Further demonstrations of spatially varying boundary condition can be found in examples.diffusion.mesh20x20 and examples.diffusion.circle

Applying internal boundary conditions

Applying internal boundary conditions can be achieved through the use of implicit and explicit sources. An equation of the form

>>> eqn = TransientTerm() == DiffusionTerm()

can be constrained to have a fixed internal value at a position given by mask with the following alterations

>>> eqn = TransientTerm() == DiffusionTerm() - ImplicitSourceTerm(mask * largeValue) + mask * largeValue * value

The parameter largeValue must be chosen to be large enough to completely dominate the matrix diagonal and the RHS vector in cells that are masked. The mask variable would typically be a CellVariable boolean constructed using the cell center values.

One must be careful to distinguish between constraining internal cell values during the solve step and simply applying arbitrary constraints to a CellVariable. Applying a constraint,

>>> var.constrain(value, where=mask)

simply fixes the returned value of var at mask to be value. It does not have any effect on the implicit value of var at the mask location during the linear solve so it is not a substitute for the source term machinations described above. Future releases of FiPy may implicitly deal with this discrepancy, but the current release does not. A simple example can be used to demonstrate this:

>>> m = Grid1D(nx=2, dx=1.)
>>> var = CellVariable(mesh=m)

Apply a constraint to the faces for a right side boundary condition (which works).

>>> var.constrain(1., where=m.facesRight)

Create the equation with the source term constraint described above

>>> mask = m.x < 1.
>>> largeValue = 1e+10
>>> value = 0.25
>>> eqn = DiffusionTerm() - ImplicitSourceTerm(largeValue * mask) + largeValue * mask * value

and the expected value is obtained.

>>> eqn.solve(var)
>>> print var
[ 0.25  0.75]

However, if a constraint is used without the source term constraint an unexpected value is obtained

>>> var.constrain(0.25, where=mask)
>>> eqn = DiffusionTerm()
>>> eqn.solve(var)
>>> print var
[ 0.25  1.  ]

although the left cell has the expected value as it is constrained.

Running under Python 3

It is possible to run FiPy scripts under Python 3, but there is admittedly little advantage in doing so at this time. We still develop and use FiPy under Python 2.x. To use, you must first convert FiPy‘s code to Python 3 syntax.

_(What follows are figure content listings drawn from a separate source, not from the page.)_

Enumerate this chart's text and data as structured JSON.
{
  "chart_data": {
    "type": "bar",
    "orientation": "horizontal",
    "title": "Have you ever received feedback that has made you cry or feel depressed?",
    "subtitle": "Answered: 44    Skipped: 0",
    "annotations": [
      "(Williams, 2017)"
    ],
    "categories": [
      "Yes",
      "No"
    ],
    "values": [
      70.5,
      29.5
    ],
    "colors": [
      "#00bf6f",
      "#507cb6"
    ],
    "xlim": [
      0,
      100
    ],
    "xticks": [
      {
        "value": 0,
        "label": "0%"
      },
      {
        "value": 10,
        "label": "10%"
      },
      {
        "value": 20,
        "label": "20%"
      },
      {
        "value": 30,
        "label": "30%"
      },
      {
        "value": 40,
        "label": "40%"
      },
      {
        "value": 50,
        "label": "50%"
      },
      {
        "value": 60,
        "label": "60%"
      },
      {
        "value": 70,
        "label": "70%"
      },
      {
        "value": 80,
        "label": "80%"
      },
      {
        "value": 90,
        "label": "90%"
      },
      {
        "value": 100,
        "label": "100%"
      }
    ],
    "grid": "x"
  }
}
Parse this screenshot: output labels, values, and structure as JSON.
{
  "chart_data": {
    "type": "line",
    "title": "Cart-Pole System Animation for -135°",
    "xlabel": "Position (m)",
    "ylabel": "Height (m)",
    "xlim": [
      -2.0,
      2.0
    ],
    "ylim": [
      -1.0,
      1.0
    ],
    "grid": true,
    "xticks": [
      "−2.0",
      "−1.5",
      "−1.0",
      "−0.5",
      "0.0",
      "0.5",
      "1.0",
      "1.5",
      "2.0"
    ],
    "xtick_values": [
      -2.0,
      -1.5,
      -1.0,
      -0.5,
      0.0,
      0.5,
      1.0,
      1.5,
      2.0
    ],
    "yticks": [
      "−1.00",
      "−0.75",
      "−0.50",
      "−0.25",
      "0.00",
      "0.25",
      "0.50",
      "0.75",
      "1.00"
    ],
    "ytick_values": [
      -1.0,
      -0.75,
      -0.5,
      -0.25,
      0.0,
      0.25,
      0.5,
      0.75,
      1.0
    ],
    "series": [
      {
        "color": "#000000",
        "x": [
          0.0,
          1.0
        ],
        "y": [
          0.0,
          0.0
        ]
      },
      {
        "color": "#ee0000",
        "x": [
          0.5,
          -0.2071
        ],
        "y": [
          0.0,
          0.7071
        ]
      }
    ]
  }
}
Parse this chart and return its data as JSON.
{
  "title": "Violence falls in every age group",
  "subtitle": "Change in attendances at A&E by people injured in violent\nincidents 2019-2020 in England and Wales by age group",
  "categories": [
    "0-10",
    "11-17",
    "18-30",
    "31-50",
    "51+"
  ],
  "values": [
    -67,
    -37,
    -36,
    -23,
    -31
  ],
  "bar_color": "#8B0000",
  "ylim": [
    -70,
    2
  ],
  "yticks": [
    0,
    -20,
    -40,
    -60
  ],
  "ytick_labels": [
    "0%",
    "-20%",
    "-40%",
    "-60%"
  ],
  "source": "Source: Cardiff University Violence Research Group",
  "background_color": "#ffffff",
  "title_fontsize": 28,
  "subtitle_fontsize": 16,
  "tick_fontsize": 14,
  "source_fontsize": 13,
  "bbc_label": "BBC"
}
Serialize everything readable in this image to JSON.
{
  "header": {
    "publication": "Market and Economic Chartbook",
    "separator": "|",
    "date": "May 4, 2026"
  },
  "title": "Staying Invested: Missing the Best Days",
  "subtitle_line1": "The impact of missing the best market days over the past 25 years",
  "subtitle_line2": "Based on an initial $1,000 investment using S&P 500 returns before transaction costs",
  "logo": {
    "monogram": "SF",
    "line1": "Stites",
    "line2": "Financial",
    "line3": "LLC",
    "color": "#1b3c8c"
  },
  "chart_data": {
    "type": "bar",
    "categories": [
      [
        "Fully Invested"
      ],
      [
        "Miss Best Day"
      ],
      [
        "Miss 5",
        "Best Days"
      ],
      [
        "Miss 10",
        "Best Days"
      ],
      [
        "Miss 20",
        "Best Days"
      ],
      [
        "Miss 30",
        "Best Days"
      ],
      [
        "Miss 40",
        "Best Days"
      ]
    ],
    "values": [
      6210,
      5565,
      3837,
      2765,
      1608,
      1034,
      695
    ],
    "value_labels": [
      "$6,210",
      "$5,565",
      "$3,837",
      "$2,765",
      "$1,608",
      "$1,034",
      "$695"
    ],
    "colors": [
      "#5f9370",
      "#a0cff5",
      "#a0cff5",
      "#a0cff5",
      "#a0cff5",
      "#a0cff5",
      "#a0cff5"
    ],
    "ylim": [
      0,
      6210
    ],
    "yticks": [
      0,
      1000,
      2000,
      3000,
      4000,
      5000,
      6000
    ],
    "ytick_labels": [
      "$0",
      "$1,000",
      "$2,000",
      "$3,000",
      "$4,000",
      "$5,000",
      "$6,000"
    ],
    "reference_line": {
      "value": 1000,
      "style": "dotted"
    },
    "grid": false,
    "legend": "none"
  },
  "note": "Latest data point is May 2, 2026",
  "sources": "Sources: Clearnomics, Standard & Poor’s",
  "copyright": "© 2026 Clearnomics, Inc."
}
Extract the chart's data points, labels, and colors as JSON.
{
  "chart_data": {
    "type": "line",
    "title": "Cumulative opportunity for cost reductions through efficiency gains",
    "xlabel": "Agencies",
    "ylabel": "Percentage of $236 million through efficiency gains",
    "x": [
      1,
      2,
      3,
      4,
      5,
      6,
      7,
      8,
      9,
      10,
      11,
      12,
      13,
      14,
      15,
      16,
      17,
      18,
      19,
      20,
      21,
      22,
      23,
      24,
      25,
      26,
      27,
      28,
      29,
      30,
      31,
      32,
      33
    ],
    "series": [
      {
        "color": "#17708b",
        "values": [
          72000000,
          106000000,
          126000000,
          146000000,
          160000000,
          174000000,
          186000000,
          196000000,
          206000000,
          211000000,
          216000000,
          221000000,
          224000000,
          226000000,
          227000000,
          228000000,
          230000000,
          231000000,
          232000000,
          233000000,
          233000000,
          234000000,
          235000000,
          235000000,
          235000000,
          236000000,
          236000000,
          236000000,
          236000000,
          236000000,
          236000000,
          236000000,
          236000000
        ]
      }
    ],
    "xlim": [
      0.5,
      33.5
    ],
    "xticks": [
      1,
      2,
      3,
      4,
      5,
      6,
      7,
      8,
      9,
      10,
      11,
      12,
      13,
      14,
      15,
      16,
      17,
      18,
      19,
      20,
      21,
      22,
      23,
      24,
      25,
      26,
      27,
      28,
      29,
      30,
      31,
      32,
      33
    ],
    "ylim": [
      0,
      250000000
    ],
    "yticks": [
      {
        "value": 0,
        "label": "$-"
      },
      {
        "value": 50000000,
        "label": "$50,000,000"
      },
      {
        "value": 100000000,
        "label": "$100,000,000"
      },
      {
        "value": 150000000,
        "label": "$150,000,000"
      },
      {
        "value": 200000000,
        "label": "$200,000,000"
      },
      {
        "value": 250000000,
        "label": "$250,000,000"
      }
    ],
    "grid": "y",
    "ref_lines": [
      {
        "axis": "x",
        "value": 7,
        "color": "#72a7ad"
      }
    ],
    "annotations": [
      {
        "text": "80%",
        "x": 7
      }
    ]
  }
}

From within the main FiPy directory:

$ 2to3 --write .
$ 2to3 --write --doctests_only .

You can expect some harmless warnings from this conversion.

The minimal prerequisites are:

• NumPy version 1.5 or greater.
• SciPy version 0.9 or greater.
• Matplotlib version 1.2 or greater (this hasn’t been released yet, and we haven’t been able to successfully test the matplotlibViewer classes with their development code).

Manual

You can view the manual online at <http://www.ctcms.nist.gov/fipy> or you can download the latest manual from <http://matforge.org/fipy/wiki/FiPyManual>. Alternatively, it may be possible to build a fresh copy by issuing the following command in the base directory:

$ python setup.py build_docs --pdf --html

Note

This mechanism is intended primarily for the developers. At a minimum, you will need at least version 1.1.2 of Sphinx, plus all of its prerequisites.